David Bookbinder, formerly chief climate counsel for the Sierra Club and now a consultant with the Niskanen Center, is one of the sharpest policy experts I know. Bookbinder was a lead attorney for environmental groups in Massachusetts v. EPA, the landmark case in which the Supreme Court ruled that greenhouse gases are air pollutants for regulatory purposes under the Clean Air Act.

During the past two years, the Niskanen Center has warned there is no plausible scenario in which “conservative political force” rolls back the rising tide of greenhouse gas regulation. Hence, the Center argues, conservatives’ only hope of averting decades of regulatory excess is to advocate an alternative climate policy acceptable to the greens—a carbon tax.

Indeed, in March 2016, Niskanen President Jerry Taylor predicted Donald Trump would “get slaughtered” in the presidential contest. Had that happened and Hillary Clinton’s coattails put the Senate back under Democratic control, the carbon tax crowd would no doubt be proclaiming the election results as proof that resistance to coercive climate policy is futile.

But Trump won and now many experts say the Environmental Protection Agency’s (EPA) Clean Power Plan and the Paris Agreement are in big trouble.

What’s the political lesson for conservatives? The EPA’s regulatory overreach might still loom large had the Republican establishment in Washington, D.C. taken the Center’s advice and endorsed a carbon tax. The clear distinction between a party that is pro-tax and anti-energy and a party that is pro-energy and anti-tax is a product differentiator of immense political value for the GOP. Carbon tax advocacy would have frittered away that asset. Worse, including carbon taxes in the platform would have divided the GOP on an issue of longstanding national controversy and demoralized the party’s activist base.

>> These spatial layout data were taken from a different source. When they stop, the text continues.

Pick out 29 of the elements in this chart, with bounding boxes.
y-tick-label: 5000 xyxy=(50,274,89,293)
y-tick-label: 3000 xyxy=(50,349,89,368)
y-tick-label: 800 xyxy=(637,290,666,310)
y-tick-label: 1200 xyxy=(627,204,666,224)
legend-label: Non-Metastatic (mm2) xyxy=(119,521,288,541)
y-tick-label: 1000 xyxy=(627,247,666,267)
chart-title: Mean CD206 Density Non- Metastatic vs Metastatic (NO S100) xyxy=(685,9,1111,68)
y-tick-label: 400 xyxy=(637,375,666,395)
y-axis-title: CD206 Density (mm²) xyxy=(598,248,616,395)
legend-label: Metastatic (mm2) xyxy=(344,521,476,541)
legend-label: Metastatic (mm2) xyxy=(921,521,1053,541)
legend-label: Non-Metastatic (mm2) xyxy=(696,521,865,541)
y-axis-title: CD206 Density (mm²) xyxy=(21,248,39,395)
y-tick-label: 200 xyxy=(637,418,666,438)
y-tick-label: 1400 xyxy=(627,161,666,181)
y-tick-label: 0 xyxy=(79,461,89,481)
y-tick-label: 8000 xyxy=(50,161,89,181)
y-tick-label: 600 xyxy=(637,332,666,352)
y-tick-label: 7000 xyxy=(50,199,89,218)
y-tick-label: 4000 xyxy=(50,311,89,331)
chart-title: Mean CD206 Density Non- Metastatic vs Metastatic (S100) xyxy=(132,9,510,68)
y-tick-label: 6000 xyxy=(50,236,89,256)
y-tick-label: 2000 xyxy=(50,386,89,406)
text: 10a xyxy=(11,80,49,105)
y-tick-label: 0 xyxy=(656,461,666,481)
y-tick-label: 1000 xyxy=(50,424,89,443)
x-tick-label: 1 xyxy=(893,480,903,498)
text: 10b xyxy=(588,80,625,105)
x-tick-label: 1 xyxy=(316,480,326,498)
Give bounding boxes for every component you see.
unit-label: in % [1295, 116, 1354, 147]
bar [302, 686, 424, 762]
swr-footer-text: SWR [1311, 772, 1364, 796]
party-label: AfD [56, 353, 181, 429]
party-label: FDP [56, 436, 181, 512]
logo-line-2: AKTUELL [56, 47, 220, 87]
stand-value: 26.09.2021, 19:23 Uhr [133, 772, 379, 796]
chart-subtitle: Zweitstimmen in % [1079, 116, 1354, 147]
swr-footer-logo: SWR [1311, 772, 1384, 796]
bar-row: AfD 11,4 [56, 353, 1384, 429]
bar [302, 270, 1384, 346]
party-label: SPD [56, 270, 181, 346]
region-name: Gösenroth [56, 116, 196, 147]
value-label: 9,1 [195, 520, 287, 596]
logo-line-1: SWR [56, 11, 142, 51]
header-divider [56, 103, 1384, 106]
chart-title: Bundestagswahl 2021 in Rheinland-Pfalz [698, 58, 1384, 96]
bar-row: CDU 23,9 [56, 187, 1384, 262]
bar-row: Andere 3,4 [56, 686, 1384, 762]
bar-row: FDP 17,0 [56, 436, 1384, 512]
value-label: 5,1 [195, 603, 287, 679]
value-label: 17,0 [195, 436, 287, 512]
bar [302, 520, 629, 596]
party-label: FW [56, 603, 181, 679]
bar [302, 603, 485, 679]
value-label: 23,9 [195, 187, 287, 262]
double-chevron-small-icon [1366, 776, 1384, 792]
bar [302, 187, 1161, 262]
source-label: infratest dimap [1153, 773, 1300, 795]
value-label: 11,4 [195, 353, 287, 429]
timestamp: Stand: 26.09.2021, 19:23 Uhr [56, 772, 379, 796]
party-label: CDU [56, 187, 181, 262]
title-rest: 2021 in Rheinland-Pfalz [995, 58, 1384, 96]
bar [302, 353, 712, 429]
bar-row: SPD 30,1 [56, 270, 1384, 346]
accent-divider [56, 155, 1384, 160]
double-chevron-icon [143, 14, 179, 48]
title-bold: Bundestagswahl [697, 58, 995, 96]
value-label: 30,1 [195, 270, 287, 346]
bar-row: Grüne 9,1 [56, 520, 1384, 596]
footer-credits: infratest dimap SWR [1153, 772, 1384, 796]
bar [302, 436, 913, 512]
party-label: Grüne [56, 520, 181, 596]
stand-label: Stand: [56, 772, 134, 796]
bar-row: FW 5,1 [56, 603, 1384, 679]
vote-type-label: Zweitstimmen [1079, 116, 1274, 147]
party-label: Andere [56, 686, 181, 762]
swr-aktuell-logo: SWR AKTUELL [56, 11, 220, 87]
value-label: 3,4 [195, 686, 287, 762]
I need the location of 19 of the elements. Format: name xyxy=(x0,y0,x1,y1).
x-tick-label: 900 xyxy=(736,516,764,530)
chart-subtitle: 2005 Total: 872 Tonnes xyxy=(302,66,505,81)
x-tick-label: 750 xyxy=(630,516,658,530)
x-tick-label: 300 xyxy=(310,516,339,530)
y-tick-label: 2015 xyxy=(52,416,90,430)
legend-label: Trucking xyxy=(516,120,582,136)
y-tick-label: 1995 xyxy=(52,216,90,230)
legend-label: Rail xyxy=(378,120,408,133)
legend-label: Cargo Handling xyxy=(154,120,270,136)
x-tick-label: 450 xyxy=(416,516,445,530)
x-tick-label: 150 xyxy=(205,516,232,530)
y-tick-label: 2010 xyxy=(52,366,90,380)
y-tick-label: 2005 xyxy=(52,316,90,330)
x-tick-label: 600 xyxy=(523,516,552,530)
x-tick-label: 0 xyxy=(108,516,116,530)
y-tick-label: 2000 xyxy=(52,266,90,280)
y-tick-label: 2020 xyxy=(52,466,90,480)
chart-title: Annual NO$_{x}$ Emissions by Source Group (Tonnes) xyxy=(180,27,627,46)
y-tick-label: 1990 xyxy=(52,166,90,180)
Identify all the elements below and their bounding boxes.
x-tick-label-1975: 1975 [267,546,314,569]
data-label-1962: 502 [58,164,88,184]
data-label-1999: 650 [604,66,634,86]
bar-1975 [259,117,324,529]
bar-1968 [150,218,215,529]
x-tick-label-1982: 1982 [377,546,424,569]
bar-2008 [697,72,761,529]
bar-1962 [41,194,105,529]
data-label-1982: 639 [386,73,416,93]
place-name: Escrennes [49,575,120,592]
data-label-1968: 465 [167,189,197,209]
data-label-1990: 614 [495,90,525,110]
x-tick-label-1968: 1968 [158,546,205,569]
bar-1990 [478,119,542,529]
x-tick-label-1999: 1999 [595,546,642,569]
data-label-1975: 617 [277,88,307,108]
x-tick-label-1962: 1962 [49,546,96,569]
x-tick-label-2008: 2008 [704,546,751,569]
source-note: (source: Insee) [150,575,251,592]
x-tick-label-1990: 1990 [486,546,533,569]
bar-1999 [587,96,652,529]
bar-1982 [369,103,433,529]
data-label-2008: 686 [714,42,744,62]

Bookbinder and Taylor now make the case that, despite Trump’s victory, conservatives should advocate a carbon tax. I’m unpersuaded. What impresses me, though, is Bookbinder’s candor. Even though fear of the Power Plan was useful in pitching conservatives on carbon taxes as the lesser evil, Bookbinder and his colleague David Bailey now pronounce EPA’s marquee policy to be dead:

All that being said, the Clean Power Plan is dead. Regardless of whether the Trump EPA waits for the D.C. Circuit decision, the easiest thing for it to do is first amend the rule to provide that, once the judicial stay of the CPP is lifted, the states will have an extended period (say, 5-7 years) to submit their implementation plans, which effectively kills the CPP. The timing of the steps in a regulatory process is as close to an unreviewable agency action as there is, and no court would overturn it. Even assuming that the D.C. Circuit then upholds the Rule, EPA could then withdraw the CPP for reconsideration, and thereafter issue a new rule based only on modest inside-the-fence actions. Environmental NGOs and the states supporting the CPP would challenge this, but since there is a legitimate legal argument that EPA’s authority ends at the fence-line (and with 27 states supporting this new interpretation) the D.C. Circuit would, in our view, likely defer to EPA’s new reading.